Dans ses Conversations sur la langue française, le linguiste Pierre Encrevé nous rappelait qu’un mot entraîne avec lui l’histoire de ses utilisations. L’utilisation calamiteuse du mot détail est hélas bien connue de nos contemporains. C’était un mot du parler courant, d’apparence anodine, dans lequel néanmoins que le diable s’est toujours plu à nicher. D’un usage quotidien dans les domaines de l’architecture, du commerce, de la clinique ou la photographie, il s’est chargé de soufre et de toxines quand Jean Marie le Pen l’a utilisé pour qualifier les chambres à gaz de "détail de l’histoire".

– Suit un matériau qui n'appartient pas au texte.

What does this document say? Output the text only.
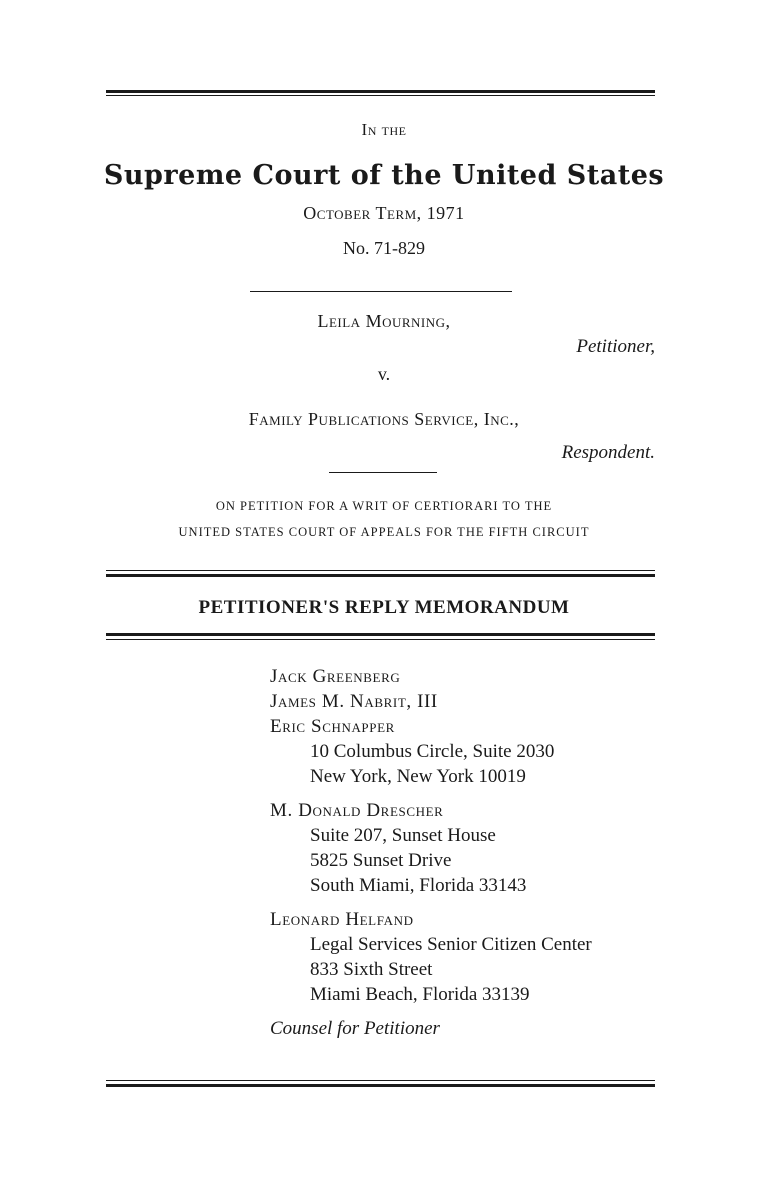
In the
Supreme Court of the United States
October Term, 1971
No. 71-829
Leila Mourning,
Petitioner,
v.
Family Publications Service, Inc.,
Respondent.
ON PETITION FOR A WRIT OF CERTIORARI TO THE
UNITED STATES COURT OF APPEALS FOR THE FIFTH CIRCUIT
PETITIONER'S REPLY MEMORANDUM
Jack Greenberg
James M. Nabrit, III
Eric Schnapper
10 Columbus Circle, Suite 2030
New York, New York 10019
M. Donald Drescher
Suite 207, Sunset House
5825 Sunset Drive
South Miami, Florida 33143
Leonard Helfand
Legal Services Senior Citizen Center
833 Sixth Street
Miami Beach, Florida 33139
Counsel for Petitioner
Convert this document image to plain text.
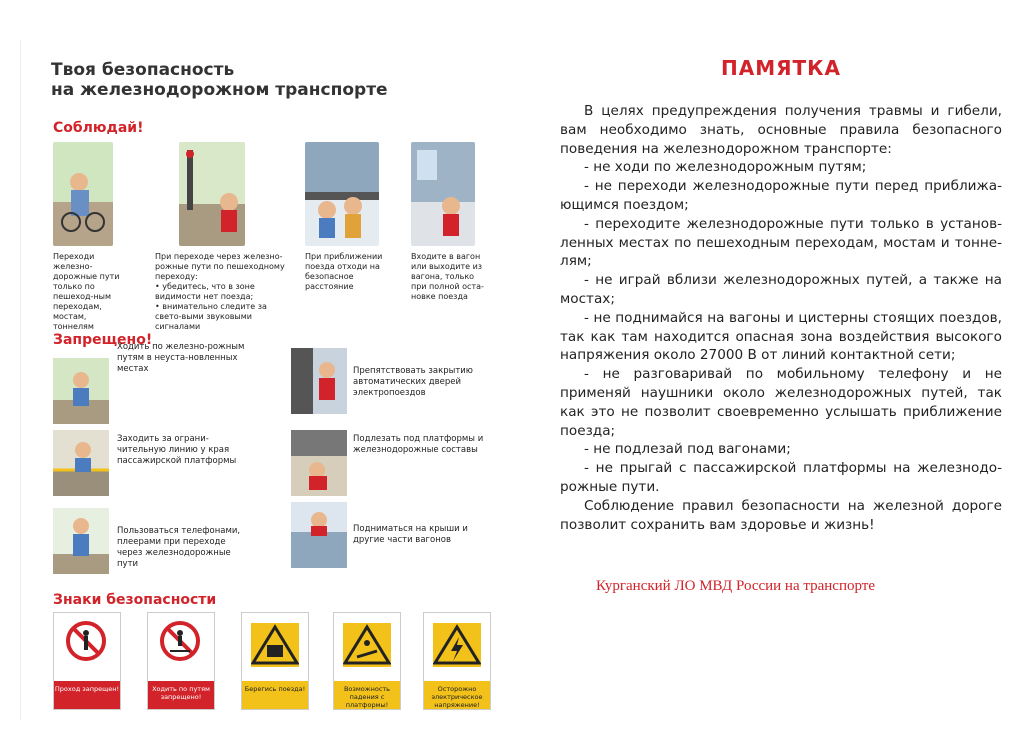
Твоя безопасность
на железнодорожном транспорте
Соблюдай!
Переходи железно-дорожные пути только по пешеход-ным переходам, мостам, тоннелям
При переходе через железно-рожные пути по пешеходному переходу:
• убедитесь, что в зоне видимости нет поезда;
• внимательно следите за свето-выми звуковыми сигналами
При приближении поезда отходи на безопасное расстояние
Входите в вагон или выходите из вагона, только при полной оста-новке поезда
Запрещено!
Ходить по железно-рожным путям в неуста-новленных местах	Препятствовать закрытию автоматических дверей электропоездов
Заходить за ограни-чительную линию у края пассажирской платформы
Подлезать под платформы и железнодорожные составы
Пользоваться телефонами, плеерами при переходе через железнодорожные пути
Подниматься на крыши и другие части вагонов
Знаки безопасности
Проход запрещен!	Ходить по путям запрещено!
Берегись поезда!	Возможность падения с платформы!
Осторожно электрическое напряжение!
ПАМЯТКА

В целях предупреждения получения травмы и гибели, вам необходимо знать, основные правила безопасного поведения на железнодорожном транспорте:

- не ходи по железнодорожным путям;

- не переходи железнодорожные пути перед приближа-ющимся поездом;

- переходите железнодорожные пути только в установ-ленных местах по пешеходным переходам, мостам и тонне-лям;

- не играй вблизи железнодорожных путей, а также на мостах;

- не поднимайся на вагоны и цистерны стоящих поездов, так как там находится опасная зона воздействия высокого напряжения около 27000 В от линий контактной сети;

- не разговаривай по мобильному телефону и не применяй наушники около железнодорожных путей, так как это не позволит своевременно услышать приближение поезда;

- не подлезай под вагонами;

- не прыгай с пассажирской платформы на железнодо-рожные пути.

Соблюдение правил безопасности на железной дороге позволит сохранить вам здоровье и жизнь!

Курганский ЛО МВД России на транспорте
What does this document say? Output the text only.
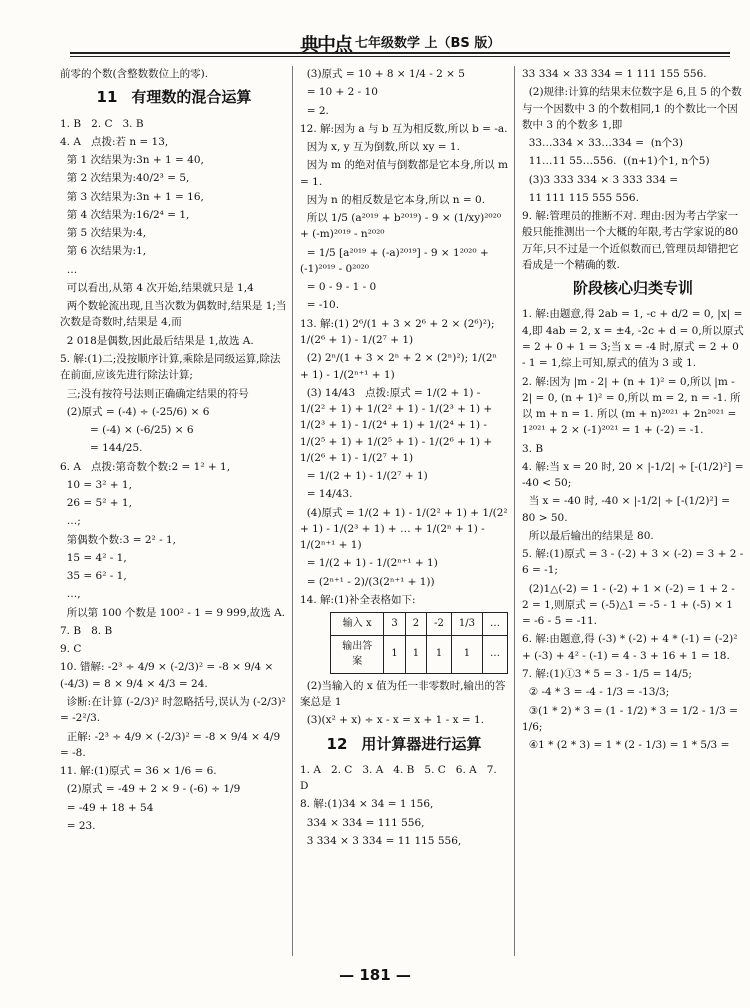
典中点 七年级数学 上（BS 版）

前零的个数(含整数数位上的零).

11 有理数的混合运算

1. B   2. C   3. B

4. A   点拨:若 n = 13,

第 1 次结果为:3n + 1 = 40,

第 2 次结果为:40/2³ = 5,

第 3 次结果为:3n + 1 = 16,

第 4 次结果为:16/2⁴ = 1,

第 5 次结果为:4,

第 6 次结果为:1,

…

可以看出,从第 4 次开始,结果就只是 1,4

两个数轮流出现,且当次数为偶数时,结果是 1;当次数是奇数时,结果是 4,而

2 018是偶数,因此最后结果是 1,故选 A.

5. 解:(1)二;没按顺序计算,乘除是同级运算,除法在前面,应该先进行除法计算;

三;没有按符号法则正确确定结果的符号

(2)原式 = (-4) ÷ (-25/6) × 6

= (-4) × (-6/25) × 6

= 144/25.

6. A   点拨:第奇数个数:2 = 1² + 1,

10 = 3² + 1,

26 = 5² + 1,

…;

第偶数个数:3 = 2² - 1,

15 = 4² - 1,

35 = 6² - 1,

…,

所以第 100 个数是 100² - 1 = 9 999,故选 A.

7. B   8. B

9. C

10. 错解: -2³ ÷ 4/9 × (-2/3)² = -8 × 9/4 × (-4/3) = 8 × 9/4 × 4/3 = 24.

诊断:在计算 (-2/3)² 时忽略括号,误认为 (-2/3)² = -2²/3.

正解: -2³ ÷ 4/9 × (-2/3)² = -8 × 9/4 × 4/9 = -8.

11. 解:(1)原式 = 36 × 1/6 = 6.

(2)原式 = -49 + 2 × 9 - (-6) ÷ 1/9

= -49 + 18 + 54

= 23.

(3)原式 = 10 + 8 × 1/4 - 2 × 5

= 10 + 2 - 10

= 2.

12. 解:因为 a 与 b 互为相反数,所以 b = -a.

因为 x, y 互为倒数,所以 xy = 1.

因为 m 的绝对值与倒数都是它本身,所以 m = 1.

因为 n 的相反数是它本身,所以 n = 0.

所以 1/5 (a²⁰¹⁹ + b²⁰¹⁹) - 9 × (1/xy)²⁰²⁰ + (-m)²⁰¹⁹ - n²⁰²⁰

= 1/5 [a²⁰¹⁹ + (-a)²⁰¹⁹] - 9 × 1²⁰²⁰ + (-1)²⁰¹⁹ - 0²⁰²⁰

= 0 - 9 - 1 - 0

= -10.

13. 解:(1) 2⁶/(1 + 3 × 2⁶ + 2 × (2⁶)²); 1/(2⁶ + 1) - 1/(2⁷ + 1)

(2) 2ⁿ/(1 + 3 × 2ⁿ + 2 × (2ⁿ)²); 1/(2ⁿ + 1) - 1/(2ⁿ⁺¹ + 1)

(3) 14/43   点拨:原式 = 1/(2 + 1) - 1/(2² + 1) + 1/(2² + 1) - 1/(2³ + 1) + 1/(2³ + 1) - 1/(2⁴ + 1) + 1/(2⁴ + 1) - 1/(2⁵ + 1) + 1/(2⁵ + 1) - 1/(2⁶ + 1) + 1/(2⁶ + 1) - 1/(2⁷ + 1)

= 1/(2 + 1) - 1/(2⁷ + 1)

= 14/43.

(4)原式 = 1/(2 + 1) - 1/(2² + 1) + 1/(2² + 1) - 1/(2³ + 1) + … + 1/(2ⁿ + 1) - 1/(2ⁿ⁺¹ + 1)

= 1/(2 + 1) - 1/(2ⁿ⁺¹ + 1)

= (2ⁿ⁺¹ - 2)/(3(2ⁿ⁺¹ + 1))

14. 解:(1)补全表格如下:

输入 x	3	2	-2	1/3	…
输出答案	1	1	1	1	…

(2)当输入的 x 值为任一非零数时,输出的答案总是 1

(3)(x² + x) ÷ x - x = x + 1 - x = 1.

12 用计算器进行运算

1. A   2. C   3. A   4. B   5. C   6. A   7. D

8. 解:(1)34 × 34 = 1 156,

334 × 334 = 111 556,

3 334 × 3 334 = 11 115 556,

33 334 × 33 334 = 1 111 155 556.

(2)规律:计算的结果末位数字是 6,且 5 的个数与一个因数中 3 的个数相同,1 的个数比一个因数中 3 的个数多 1,即

33…334 × 33…334 =  (n个3)

11…11 55…556.  ((n+1)个1, n个5)

(3)3 333 334 × 3 333 334 =

11 111 115 555 556.

9. 解:管理员的推断不对. 理由:因为考古学家一般只能推测出一个大概的年限,考古学家说的80 万年,只不过是一个近似数而已,管理员却错把它看成是一个精确的数.

阶段核心归类专训

1. 解:由题意,得 2ab = 1, -c + d/2 = 0, |x| = 4,即 4ab = 2, x = ±4, -2c + d = 0,所以原式 = 2 + 0 + 1 = 3;当 x = -4 时,原式 = 2 + 0 - 1 = 1,综上可知,原式的值为 3 或 1.

2. 解:因为 |m - 2| + (n + 1)² = 0,所以 |m - 2| = 0, (n + 1)² = 0,所以 m = 2, n = -1. 所以 m + n = 1. 所以 (m + n)²⁰²¹ + 2n²⁰²¹ = 1²⁰²¹ + 2 × (-1)²⁰²¹ = 1 + (-2) = -1.

3. B

4. 解:当 x = 20 时, 20 × |-1/2| ÷ [-(1/2)²] = -40 < 50;

当 x = -40 时, -40 × |-1/2| ÷ [-(1/2)²] = 80 > 50.

所以最后输出的结果是 80.

5. 解:(1)原式 = 3 - (-2) + 3 × (-2) = 3 + 2 - 6 = -1;

(2)1△(-2) = 1 - (-2) + 1 × (-2) = 1 + 2 - 2 = 1,则原式 = (-5)△1 = -5 - 1 + (-5) × 1 = -6 - 5 = -11.

6. 解:由题意,得 (-3) * (-2) + 4 * (-1) = (-2)² + (-3) + 4² - (-1) = 4 - 3 + 16 + 1 = 18.

7. 解:(1)①3 * 5 = 3 - 1/5 = 14/5;

② -4 * 3 = -4 - 1/3 = -13/3;

③(1 * 2) * 3 = (1 - 1/2) * 3 = 1/2 - 1/3 = 1/6;

④1 * (2 * 3) = 1 * (2 - 1/3) = 1 * 5/3 =

— 181 —
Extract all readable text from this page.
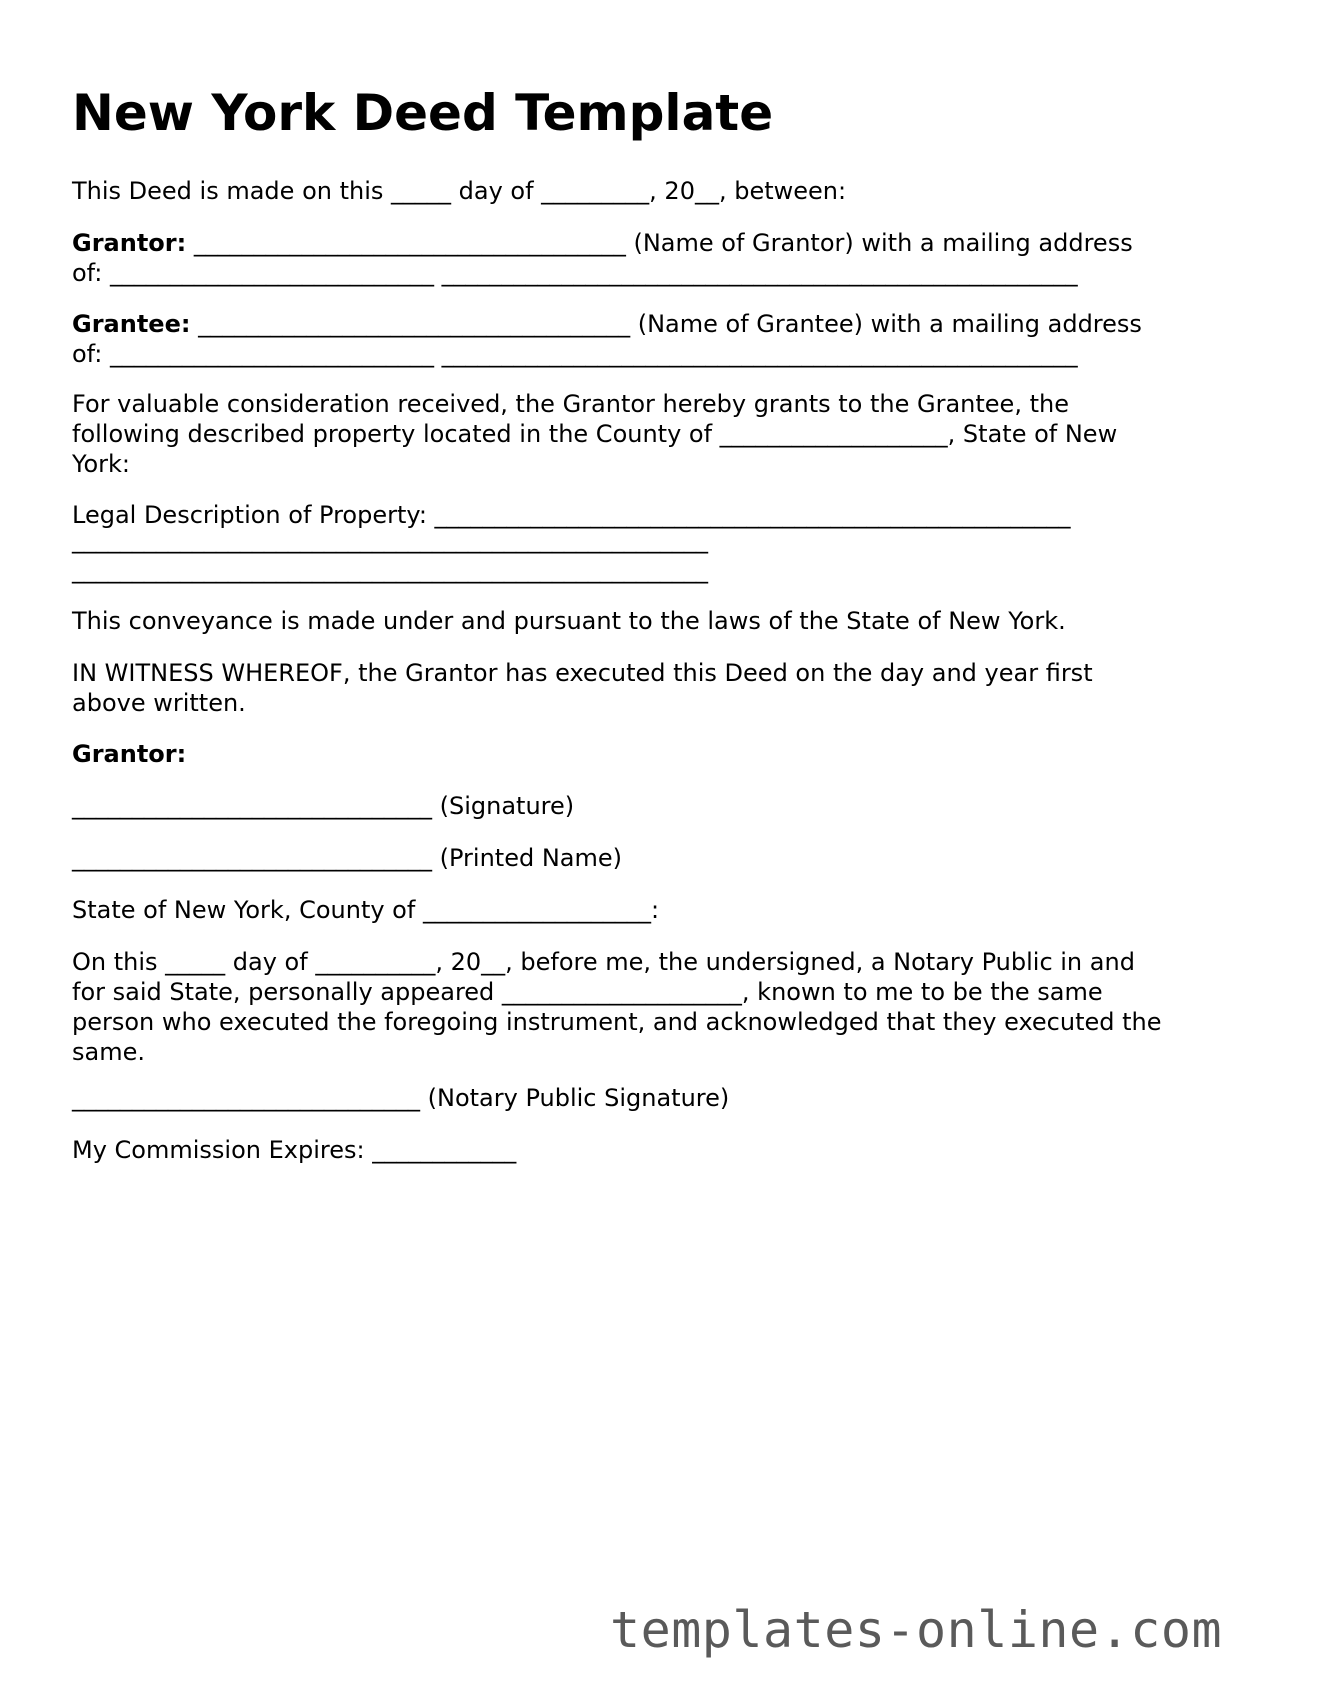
New York Deed Template

This Deed is made on this _____ day of _________, 20__, between:

Grantor: ____________________________________ (Name of Grantor) with a mailing address

of: ___________________________ _____________________________________________________

Grantee: ____________________________________ (Name of Grantee) with a mailing address

of: ___________________________ _____________________________________________________

For valuable consideration received, the Grantor hereby grants to the Grantee, the

following described property located in the County of ___________________, State of New

York:

Legal Description of Property: _____________________________________________________

_____________________________________________________

_____________________________________________________

This conveyance is made under and pursuant to the laws of the State of New York.

IN WITNESS WHEREOF, the Grantor has executed this Deed on the day and year first

above written.

Grantor:

______________________________ (Signature)

______________________________ (Printed Name)

State of New York, County of ___________________:

On this _____ day of __________, 20__, before me, the undersigned, a Notary Public in and

for said State, personally appeared ____________________, known to me to be the same

person who executed the foregoing instrument, and acknowledged that they executed the

same.

_____________________________ (Notary Public Signature)

My Commission Expires: ____________

templates-online.com
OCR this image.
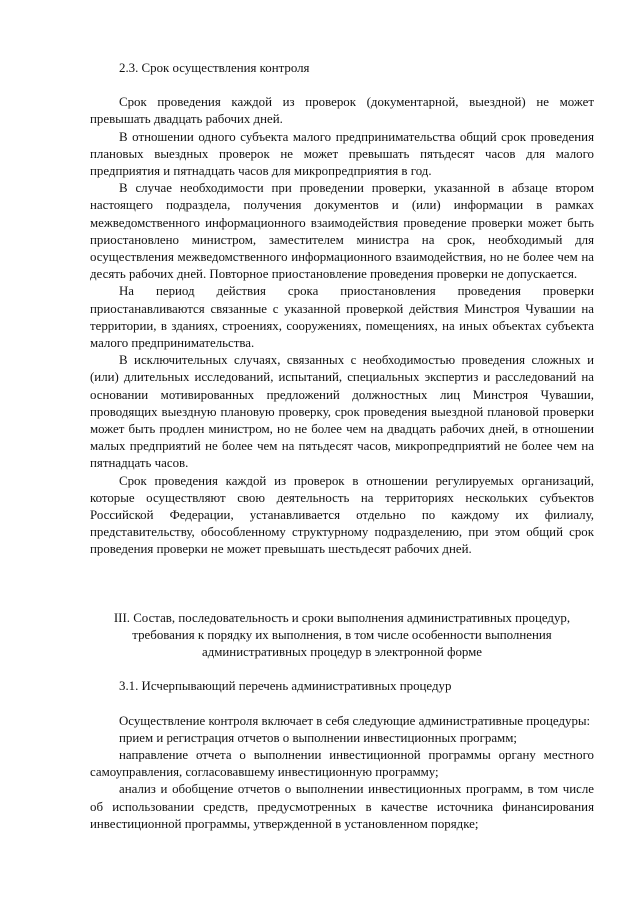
2.3. Срок осуществления контроля

Срок проведения каждой из проверок (документарной, выездной) не может превышать двадцать рабочих дней.

В отношении одного субъекта малого предпринимательства общий срок проведения плановых выездных проверок не может превышать пятьдесят часов для малого предприятия и пятнадцать часов для микропредприятия в год.

В случае необходимости при проведении проверки, указанной в абзаце втором настоящего подраздела, получения документов и (или) информации в рамках межведомственного информационного взаимодействия проведение проверки может быть приостановлено министром, заместителем министра на срок, необходимый для осуществления межведомственного информационного взаимодействия, но не более чем на десять рабочих дней. Повторное приостановление проведения проверки не допускается.

На период действия срока приостановления проведения проверки приостанавливаются связанные с указанной проверкой действия Минстроя Чувашии на территории, в зданиях, строениях, сооружениях, помещениях, на иных объектах субъекта малого предпринимательства.

В исключительных случаях, связанных с необходимостью проведения сложных и (или) длительных исследований, испытаний, специальных экспертиз и расследований на основании мотивированных предложений должностных лиц Минстроя Чувашии, проводящих выездную плановую проверку, срок проведения выездной плановой проверки может быть продлен министром, но не более чем на двадцать рабочих дней, в отношении малых предприятий не более чем на пятьдесят часов, микропредприятий не более чем на пятнадцать часов.

Срок проведения каждой из проверок в отношении регулируемых организаций, которые осуществляют свою деятельность на территориях нескольких субъектов Российской Федерации, устанавливается отдельно по каждому их филиалу, представительству, обособленному структурному подразделению, при этом общий срок проведения проверки не может превышать шестьдесят рабочих дней.

III. Состав, последовательность и сроки выполнения административных процедур,

требования к порядку их выполнения, в том числе особенности выполнения

административных процедур в электронной форме

3.1. Исчерпывающий перечень административных процедур

Осуществление контроля включает в себя следующие административные процедуры:

прием и регистрация отчетов о выполнении инвестиционных программ;

направление отчета о выполнении инвестиционной программы органу местного самоуправления, согласовавшему инвестиционную программу;

анализ и обобщение отчетов о выполнении инвестиционных программ, в том числе об использовании средств, предусмотренных в качестве источника финансирования инвестиционной программы, утвержденной в установленном порядке;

C’est le diable niché dans le mot, le contenu propositionnel du terme détail, qui a envoyé Jean Marie Le Pen à la barre du tribunal. C’est le contenu propositionnel de la locution "camp de Gitan" prononcée et assumée par le Sénateur Hervé Marseille qui a provoqué le silence gêné de ses amis politiques, le silence paresseux de nos intellectuels, la réprobation de ses adversaires politiques. Et la peine, la lassitude et la désespérance chez celles et ceux qui doivent subir la virulence de ce propos, cet argument d’exclusion si souvent dirigé contre nos enfants Gitans, Manouches, Yéniches, Gens du Voyage.
Si les élus de l’opposition nommément visés par le propos du sénateur centriste disposent des moyens nécessaires pour se défendre en publiant des tribunes, en utilisant leurs temps de parole, leurs droits de réplique et droits de réponse dans les médias, la presse écrite et télévisuelle a chichement accordé la parole aux Gitans qui n’ont eu droit pour se défendre qu’à l’invitation chez Cyril Hanouna du rappeur gitan Henock Cortes, personnage de scène, haut en couleurs, accessoirisé de métal jaune.
Chez Hanouna l’exercice était périlleux. On a eu du spectacle et du spectaculaire. L’aisance et la faconde bien maîtrisée d’Henock Cortes ont su malgré tout donner de la tenue au débat, toujours avec gentillesse et une grande détermination, respectueux des autres invités, fort de ses expériences vécues, parfaitement vérifiables et sans exagération. Les actualités ont par ailleurs brièvement accordé la parole à Alain Daumas, président d’association tsigane, homme sympathique pour lequel on n’a déployé aucun moyen de transmission, déplacé aucune équipe de télévision pour l’interroger sans préparation, façon micro-trottoir, mais qui a fait tout son possible, avec son téléphone portable.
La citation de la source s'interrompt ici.